Add a schedule entry under spec.triggers[] to run an Agent automatically. Cron syntax reference:

┌─── minute (0–59)
│ ┌── hour (0–23, UTC)
│ │ ┌─ day of month (1–31)
│ │ │ ┌ month (1–12)
│ │ │ │ ┌ day of week (0–6, Sun=0)
│ │ │ │ │
0 9 * * * → daily at 9:00am UTC
0 */6 * * * → every 6 hours
0 9 * * 1 → every Monday at 9:00am UTC
0 0 1 * * → first day of every month at midnight

Behaviour:

  • No overlap. If the previous run is still active when the next trigger fires, the new run is skipped.
  • Each run is retained for 24 hours after completion, then cleaned up.
  • The last 3 successful and 3 failed runs are kept for inspection (pai logs <run-name>).

Trigger a run immediately outside the schedule:

pai run manual-run-1 --agent <agent-name>

Pause or resume the schedule without deleting the agent: remove schedule from the spec (re-apply to resume).


Lifecycle

Session (one-shot or triggered):

`pai run` / `POST /agents/{name}/sessions` / inbound trigger


Pending ──── Session CR created, waiting for compute


Running ──── container is running, harness is active

├──── Idle ────────── Harness done; waiting for user.message
│ │
│ └──── Running (resumed on next user.message)

├──── Complete ──── Job succeeded (exit 0)

└──── Error ──────── Job failed (non-zero exit or backoff exceeded)
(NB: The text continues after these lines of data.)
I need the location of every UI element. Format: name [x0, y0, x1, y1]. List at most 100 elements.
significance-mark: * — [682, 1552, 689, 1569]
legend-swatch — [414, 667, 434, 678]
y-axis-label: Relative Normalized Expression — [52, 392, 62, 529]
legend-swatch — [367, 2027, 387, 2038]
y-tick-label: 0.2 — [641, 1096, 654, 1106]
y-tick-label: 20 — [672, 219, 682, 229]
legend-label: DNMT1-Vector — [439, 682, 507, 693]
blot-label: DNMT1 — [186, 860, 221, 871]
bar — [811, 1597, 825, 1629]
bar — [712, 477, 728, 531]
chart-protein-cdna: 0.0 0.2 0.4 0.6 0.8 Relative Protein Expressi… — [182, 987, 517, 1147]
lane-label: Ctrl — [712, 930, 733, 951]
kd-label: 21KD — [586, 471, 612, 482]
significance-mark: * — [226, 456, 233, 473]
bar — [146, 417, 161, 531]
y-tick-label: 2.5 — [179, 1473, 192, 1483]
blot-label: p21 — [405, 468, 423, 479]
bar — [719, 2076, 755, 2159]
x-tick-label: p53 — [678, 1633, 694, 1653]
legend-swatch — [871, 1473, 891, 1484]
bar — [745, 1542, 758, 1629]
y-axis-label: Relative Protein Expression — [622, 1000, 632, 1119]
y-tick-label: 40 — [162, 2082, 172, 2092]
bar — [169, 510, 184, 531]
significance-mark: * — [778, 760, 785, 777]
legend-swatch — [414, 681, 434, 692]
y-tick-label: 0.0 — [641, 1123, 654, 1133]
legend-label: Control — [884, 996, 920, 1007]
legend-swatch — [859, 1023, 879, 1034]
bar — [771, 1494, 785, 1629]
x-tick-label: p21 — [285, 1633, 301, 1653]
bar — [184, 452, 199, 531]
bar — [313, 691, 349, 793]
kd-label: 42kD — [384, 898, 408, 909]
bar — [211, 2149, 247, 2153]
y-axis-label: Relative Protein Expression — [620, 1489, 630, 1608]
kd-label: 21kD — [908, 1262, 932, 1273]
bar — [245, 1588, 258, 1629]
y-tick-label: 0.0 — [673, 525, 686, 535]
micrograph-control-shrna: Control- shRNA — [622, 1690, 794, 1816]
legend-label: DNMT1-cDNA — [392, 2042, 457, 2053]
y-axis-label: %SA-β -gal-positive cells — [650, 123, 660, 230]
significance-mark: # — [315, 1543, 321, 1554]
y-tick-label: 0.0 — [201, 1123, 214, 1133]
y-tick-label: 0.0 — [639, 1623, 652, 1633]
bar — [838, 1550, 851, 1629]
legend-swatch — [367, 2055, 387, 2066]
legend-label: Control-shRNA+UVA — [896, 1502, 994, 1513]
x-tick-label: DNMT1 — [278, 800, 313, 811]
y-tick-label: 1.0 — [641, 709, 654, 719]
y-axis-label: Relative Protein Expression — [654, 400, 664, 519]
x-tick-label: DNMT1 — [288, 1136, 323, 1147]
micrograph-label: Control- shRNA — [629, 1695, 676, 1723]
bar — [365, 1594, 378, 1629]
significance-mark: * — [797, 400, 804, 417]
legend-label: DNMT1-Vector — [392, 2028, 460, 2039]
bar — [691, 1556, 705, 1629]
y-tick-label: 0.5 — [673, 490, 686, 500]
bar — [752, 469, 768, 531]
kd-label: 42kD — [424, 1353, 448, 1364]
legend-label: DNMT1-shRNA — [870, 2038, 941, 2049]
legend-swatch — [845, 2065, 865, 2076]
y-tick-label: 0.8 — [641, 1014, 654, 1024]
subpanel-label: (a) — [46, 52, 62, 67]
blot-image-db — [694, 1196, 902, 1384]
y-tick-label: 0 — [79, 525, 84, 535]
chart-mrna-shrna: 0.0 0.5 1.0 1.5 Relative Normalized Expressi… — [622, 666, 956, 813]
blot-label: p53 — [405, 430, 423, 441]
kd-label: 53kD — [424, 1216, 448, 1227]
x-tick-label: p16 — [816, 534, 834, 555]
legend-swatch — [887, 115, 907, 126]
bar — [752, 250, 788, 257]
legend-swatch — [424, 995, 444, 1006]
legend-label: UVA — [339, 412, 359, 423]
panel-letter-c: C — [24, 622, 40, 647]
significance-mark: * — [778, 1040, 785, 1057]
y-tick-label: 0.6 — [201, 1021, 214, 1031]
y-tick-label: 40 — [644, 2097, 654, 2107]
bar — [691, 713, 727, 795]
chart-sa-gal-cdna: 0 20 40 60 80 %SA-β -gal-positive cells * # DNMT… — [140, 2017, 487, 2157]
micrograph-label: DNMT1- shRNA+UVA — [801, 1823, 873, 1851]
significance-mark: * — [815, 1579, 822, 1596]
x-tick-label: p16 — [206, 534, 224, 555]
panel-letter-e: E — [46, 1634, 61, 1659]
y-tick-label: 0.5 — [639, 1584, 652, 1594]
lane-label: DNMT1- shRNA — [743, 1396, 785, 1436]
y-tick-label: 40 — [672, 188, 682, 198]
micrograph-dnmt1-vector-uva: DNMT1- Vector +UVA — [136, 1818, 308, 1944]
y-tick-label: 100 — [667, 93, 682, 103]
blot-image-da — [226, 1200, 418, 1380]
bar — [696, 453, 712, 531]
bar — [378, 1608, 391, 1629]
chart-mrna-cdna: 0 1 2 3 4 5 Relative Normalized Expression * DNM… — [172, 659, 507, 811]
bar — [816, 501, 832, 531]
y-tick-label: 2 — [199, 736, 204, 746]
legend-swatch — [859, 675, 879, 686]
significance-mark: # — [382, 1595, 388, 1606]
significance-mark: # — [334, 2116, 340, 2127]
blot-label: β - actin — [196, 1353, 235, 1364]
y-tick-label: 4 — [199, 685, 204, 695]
Scheduled (triggers[].schedule):

Agent with spec.triggers[].schedule set

▼ (at each scheduled time, the CronJob creates a fresh Session)
[new Session] → Pending → Running → Complete / Error

└──── visible via `pai get sessions --agent <name>`

Each Session is immutable once created. Re-running an Agent always spawns a fresh Session — there is no in-place "rerun" semantics. The parent Agent owns its Sessions via ownerReferences, so pai delete agent <name> cascade-deletes every Session.


Status fields

No-type Agents

FieldDescription
status.readytrue when referenced ModelProviders and Providers all exist and the spec is valid
status.messageValidation error details when ready is false
status.toolSummaryComma-separated list of enabled tool names (shown in pai get agents output)
status.observedGenerationThe metadata.generation this status was computed for

Service agents

FieldDescription
status.phaseCreating · Pending · Running · Failed · Terminating
status.urlPublic HTTPS URL (e.g. https://a7x3k9.pairun.dev)
status.tokensTodayToken consumption for the current day
status.messageFailure reason when phase is Failed
status.currentReplicasCurrent replica count (when autoscaling is active)
status.lastScaleTimeTimestamp of the last autoscaler action

Task agents (one-shot)

FieldDescription
status.phasePendingRunningIdleComplete or Error
status.messageError details when phase is Error
status.jobNameIdentifier of the backing run
status.podNameContainer identifier once scheduled
status.startedAtISO-8601 timestamp when the pod started
status.completedAtISO-8601 timestamp when the pod finished
status.tokensUsedTotal tokens consumed in this run

Task agents (scheduled)

FieldDescription
status.phaseAlways Scheduled while the recurring job is active
status.cronJobNameIdentifier of the recurring job
status.lastRunAtTimestamp of the most recent scheduled run
status.lastRunPhasePhase of the most recent run: Running, Complete, or Error
pai get agent daily-report
# NAME TYPE PHASE SCHEDULE LAST RUN AGE
# daily-report task Scheduled 0 9 * * * Complete 2d

Listing agents

pai get agents shows all agents regardless of mode. Use --type task or --type service to filter:

NAME               TYPE      STATUS    MODELS          TOKENS/DAY   URL / TASK                              AGE
dev-assistant claude-sonnet — — 5d
my-app service Running gemini-flash 12,450 https://a7x3k9.pairun.dev 2h
analyze-q4-data task Complete claude-sonnet 4,120 Analyze Q4 sales data and produce… 10m
fix-bug-42 task Running claude-sonnet 1,800 Fix the null pointer in auth middleware 2m

No-type Agents show up with an empty TYPE column.